Abb. 33: Lassen Peak
Am Mount Shasta befindet sich ein großes Sägewerk, das Holz für die
Möbel- und Bauindustrie liefert. Wie ich bisher noch nicht erwähnte, wohnen
Amerikaner typischerweise in Holzhäusern. Sie halten sie für gesünder als
Steinhäuser. Außerdem sind sie schneller zu errichten und können beim Umzug
sogar mitgenommen werden
Abb. 34: Mount Shasta
Indianer des Nordwestens
Kaum hatten wir die Grenze zu Oregon überfahren, als wir zum ersten Mal
auf Indianer aus dem Nordwesten trafen.

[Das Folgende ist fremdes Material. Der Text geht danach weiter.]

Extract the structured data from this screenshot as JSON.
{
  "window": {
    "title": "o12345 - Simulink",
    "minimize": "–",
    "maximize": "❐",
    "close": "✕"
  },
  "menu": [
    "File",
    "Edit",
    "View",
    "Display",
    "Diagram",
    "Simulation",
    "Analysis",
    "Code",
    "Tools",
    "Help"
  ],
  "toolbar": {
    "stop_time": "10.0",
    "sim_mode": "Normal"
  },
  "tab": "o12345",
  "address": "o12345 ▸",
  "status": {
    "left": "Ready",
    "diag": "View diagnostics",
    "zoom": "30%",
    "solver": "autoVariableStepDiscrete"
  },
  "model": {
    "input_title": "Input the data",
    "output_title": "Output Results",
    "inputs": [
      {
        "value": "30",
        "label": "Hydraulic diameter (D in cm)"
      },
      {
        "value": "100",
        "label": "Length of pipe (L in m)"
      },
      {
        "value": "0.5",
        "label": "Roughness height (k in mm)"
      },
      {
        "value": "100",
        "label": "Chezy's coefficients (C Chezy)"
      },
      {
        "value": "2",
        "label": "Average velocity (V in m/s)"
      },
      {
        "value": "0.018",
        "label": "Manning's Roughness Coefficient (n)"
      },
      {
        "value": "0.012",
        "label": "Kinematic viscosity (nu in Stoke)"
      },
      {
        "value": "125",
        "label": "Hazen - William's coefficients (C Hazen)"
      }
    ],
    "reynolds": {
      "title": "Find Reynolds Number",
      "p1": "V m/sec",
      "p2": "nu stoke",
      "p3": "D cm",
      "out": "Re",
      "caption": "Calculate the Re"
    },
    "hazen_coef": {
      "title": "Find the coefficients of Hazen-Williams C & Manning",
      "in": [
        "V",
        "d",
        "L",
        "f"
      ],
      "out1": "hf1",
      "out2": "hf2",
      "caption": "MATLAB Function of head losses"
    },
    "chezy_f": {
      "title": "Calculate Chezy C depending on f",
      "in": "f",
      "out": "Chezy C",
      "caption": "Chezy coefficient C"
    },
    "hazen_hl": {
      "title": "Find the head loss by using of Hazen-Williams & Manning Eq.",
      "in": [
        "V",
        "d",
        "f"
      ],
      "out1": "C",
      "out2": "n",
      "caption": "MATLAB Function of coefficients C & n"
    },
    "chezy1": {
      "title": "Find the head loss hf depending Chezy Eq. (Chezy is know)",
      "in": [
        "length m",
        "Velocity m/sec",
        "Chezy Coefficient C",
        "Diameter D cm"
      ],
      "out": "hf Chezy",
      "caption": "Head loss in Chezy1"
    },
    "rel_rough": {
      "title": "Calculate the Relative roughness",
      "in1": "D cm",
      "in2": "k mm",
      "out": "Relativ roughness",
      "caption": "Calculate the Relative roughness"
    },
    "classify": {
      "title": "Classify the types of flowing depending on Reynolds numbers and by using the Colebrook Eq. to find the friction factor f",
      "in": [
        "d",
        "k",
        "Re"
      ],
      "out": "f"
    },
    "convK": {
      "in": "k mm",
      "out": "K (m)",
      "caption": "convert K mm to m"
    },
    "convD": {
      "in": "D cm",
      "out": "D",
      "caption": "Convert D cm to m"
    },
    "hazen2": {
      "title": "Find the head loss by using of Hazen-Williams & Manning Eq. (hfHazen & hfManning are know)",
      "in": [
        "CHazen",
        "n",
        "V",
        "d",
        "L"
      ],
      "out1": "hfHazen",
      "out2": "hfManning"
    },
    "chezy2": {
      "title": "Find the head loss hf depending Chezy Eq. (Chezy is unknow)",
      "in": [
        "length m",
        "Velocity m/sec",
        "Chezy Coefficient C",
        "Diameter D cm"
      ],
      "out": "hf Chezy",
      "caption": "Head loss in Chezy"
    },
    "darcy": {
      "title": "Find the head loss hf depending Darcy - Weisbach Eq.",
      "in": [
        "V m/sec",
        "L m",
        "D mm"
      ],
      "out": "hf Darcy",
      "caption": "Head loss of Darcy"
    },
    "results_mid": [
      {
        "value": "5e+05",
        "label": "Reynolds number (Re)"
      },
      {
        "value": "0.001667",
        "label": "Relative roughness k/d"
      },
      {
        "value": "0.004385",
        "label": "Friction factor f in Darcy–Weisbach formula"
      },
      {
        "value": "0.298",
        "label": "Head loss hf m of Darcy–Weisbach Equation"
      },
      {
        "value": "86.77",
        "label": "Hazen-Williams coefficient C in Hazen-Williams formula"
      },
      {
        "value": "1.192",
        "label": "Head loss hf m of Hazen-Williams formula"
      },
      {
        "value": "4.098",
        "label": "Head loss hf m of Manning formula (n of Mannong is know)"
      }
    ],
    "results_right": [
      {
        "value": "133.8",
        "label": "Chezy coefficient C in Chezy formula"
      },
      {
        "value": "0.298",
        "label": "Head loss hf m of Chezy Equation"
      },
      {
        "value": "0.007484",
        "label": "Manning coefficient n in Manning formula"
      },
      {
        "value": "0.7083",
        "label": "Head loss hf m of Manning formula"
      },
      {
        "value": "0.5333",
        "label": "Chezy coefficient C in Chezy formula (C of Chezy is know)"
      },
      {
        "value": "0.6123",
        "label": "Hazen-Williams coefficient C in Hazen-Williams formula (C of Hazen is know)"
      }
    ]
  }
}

So sind die Klamath-Berge nach einem
Stamm benannt, der hier schon seit Urzeiten zuhause ist. Sie gehören zur athabaskischen Sprachfamilie, die von Alaska bis nach
Kalifornien reicht. Die Indianer des Nordwestens lebten in Dorf- oder
Stammesgemeinschaften, teils in Holzhütten, teils in Zelten (Tipis).
Abb. 35: Tipi der
Klamath-Indianer
An der Küste ernährten sie sich vom Fischfang, im Landesinnern von der
Jagd auf Rotwild (Wapitis) und Bergziegen. Sie ergänzten ihr Nahrungsangebot
durch das Sammeln von Beeren, Wurzeln und Knollengewächsen. Bekannt sind die
ausdrucksvollen Holzschnitzereien. Dazu gehören die so genannten Totempfähle.
Darunter versteht man große bemalte und mit Schnitzereien versehene Baumstämme,
die bestimmte Vorfahren eines Clans oder mythologische Gestalten darstellen.